Load Balancer: Occupies a Neutron network port and has a VIP (Virtual IP).

Listener: Defines the port/protocol the LB listens on (e.g., HTTP Port 80).

Pool: A list of members serving content.

Member: The backend servers processing traffic.

Health Monitor: Checks member status and redirects traffic away from unresponsive servers.

2.5 The Amphorae

Amphorae receive user traffic via the VIP and distribute it to backend servers. They are connected to a dedicated “load balancer network” and tenant networks.

2.6 Port Architecture

Port 9443 (Amphora): Used for control/management via HTTPS between the Octavia Controller and the Amphora.

Port 5555 (Octavia Services): Used for the Amphora Agent to communicate status updates to the Controller.

2.7 Network Architecture

Management Network: For internal communication between OpenStack services (Nova, Neutron, Octavia API).
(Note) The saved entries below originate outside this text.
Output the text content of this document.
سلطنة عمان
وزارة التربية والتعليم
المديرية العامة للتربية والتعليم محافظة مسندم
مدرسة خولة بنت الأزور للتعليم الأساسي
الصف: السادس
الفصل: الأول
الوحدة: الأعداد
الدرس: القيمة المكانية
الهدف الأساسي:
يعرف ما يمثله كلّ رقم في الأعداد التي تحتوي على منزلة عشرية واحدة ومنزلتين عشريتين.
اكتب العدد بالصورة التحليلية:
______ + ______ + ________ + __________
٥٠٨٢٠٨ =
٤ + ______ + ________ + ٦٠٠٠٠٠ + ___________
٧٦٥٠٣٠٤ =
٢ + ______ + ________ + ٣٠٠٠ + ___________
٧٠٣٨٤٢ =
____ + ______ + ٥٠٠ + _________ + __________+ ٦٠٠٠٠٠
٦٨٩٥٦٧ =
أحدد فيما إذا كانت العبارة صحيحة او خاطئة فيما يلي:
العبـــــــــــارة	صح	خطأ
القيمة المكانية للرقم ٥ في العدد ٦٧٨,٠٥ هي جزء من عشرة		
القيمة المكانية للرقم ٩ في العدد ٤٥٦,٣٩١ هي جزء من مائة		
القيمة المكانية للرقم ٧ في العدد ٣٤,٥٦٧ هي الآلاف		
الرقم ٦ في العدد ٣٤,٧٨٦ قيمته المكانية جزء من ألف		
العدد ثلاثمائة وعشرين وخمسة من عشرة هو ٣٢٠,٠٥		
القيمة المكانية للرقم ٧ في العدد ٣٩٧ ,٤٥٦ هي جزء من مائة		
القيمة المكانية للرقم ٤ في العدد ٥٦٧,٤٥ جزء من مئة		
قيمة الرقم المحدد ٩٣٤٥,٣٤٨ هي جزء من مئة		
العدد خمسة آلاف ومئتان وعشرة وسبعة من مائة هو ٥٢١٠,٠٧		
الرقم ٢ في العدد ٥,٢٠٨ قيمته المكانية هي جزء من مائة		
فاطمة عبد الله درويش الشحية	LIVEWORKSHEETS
LB Management Network: Connects Octavia services to Amphorae. It carries VRRP traffic for High Availability (Master/Backup).

VIP Network: Entry point for user traffic, hosting the Virtual IP.

Tenant Network: Connects the final backend instances (VMs).

Chapter 3: Integration of Octavia Service in an OpenStack Deployment

We integrated Octavia into an All-in-One OpenStack deployment using Kolla Ansible. This method creates a VXLAN network used as the load balancer management network (lb_mgmt_network).

In our case, we integrated the Octavia module into an OpenStack deployment using the All-in-One mode. This mode was chosen initially to better understand how the Octavia service works.

It is important to note that there are several methods to integrate Octavia into an OpenStack environment, depending on the level of complexity, the target environment (development, testing, or production), and the type of network being used.

For our deployment, we opted for the method provided by Kolla Ansible for development or testing environments, which enables a simplified configuration of Octavia networking when using the Neutron ML2 driver with Open vSwitch. This method automatically creates a tenant network and configures the Octavia control services to access it.

When this method is enabled, Kolla Ansible automatically creates a VXLAN network that is used as the load balancer management network (lb_mgmt_network). This network allows Octavia control services to communicate with amphora instances (load balancer VMs).

To use this method and properly integrate the Octavia service into our deployment, we simply need to modify the globals.yml file.

Below is our globals.yml file.

To verify that the Octavia service was functioning correctly, we created an external network, an internal network, a router, and of course an instance that would later serve as a backend instance for a pool.

In order to ensure that the Octavia amphora could access this instance, we had to attach the Octavia management network (lb_mgmt_network) to our router.

After this configuration, it is simply a matter of creating the load balancer. As you can see, our LB is in a healthy state.

Conclusion :

To conclude this first part, we have successfully integrated the Octavia load balancing service into our OpenStack All-in-One deployment using Kolla Ansible. We established the theoretical foundations of load balancing and detailed Octavia’s architecture, specifically the role of Amphorae and the critical network topologies required for its operation. The practical phase allowed us to configure the necessary management networks (specifically lb_mgmt_network) and verify that the Load Balancer was correctly provisioned and in an Active state. This confirms that the infrastructure is ready to handle traffic.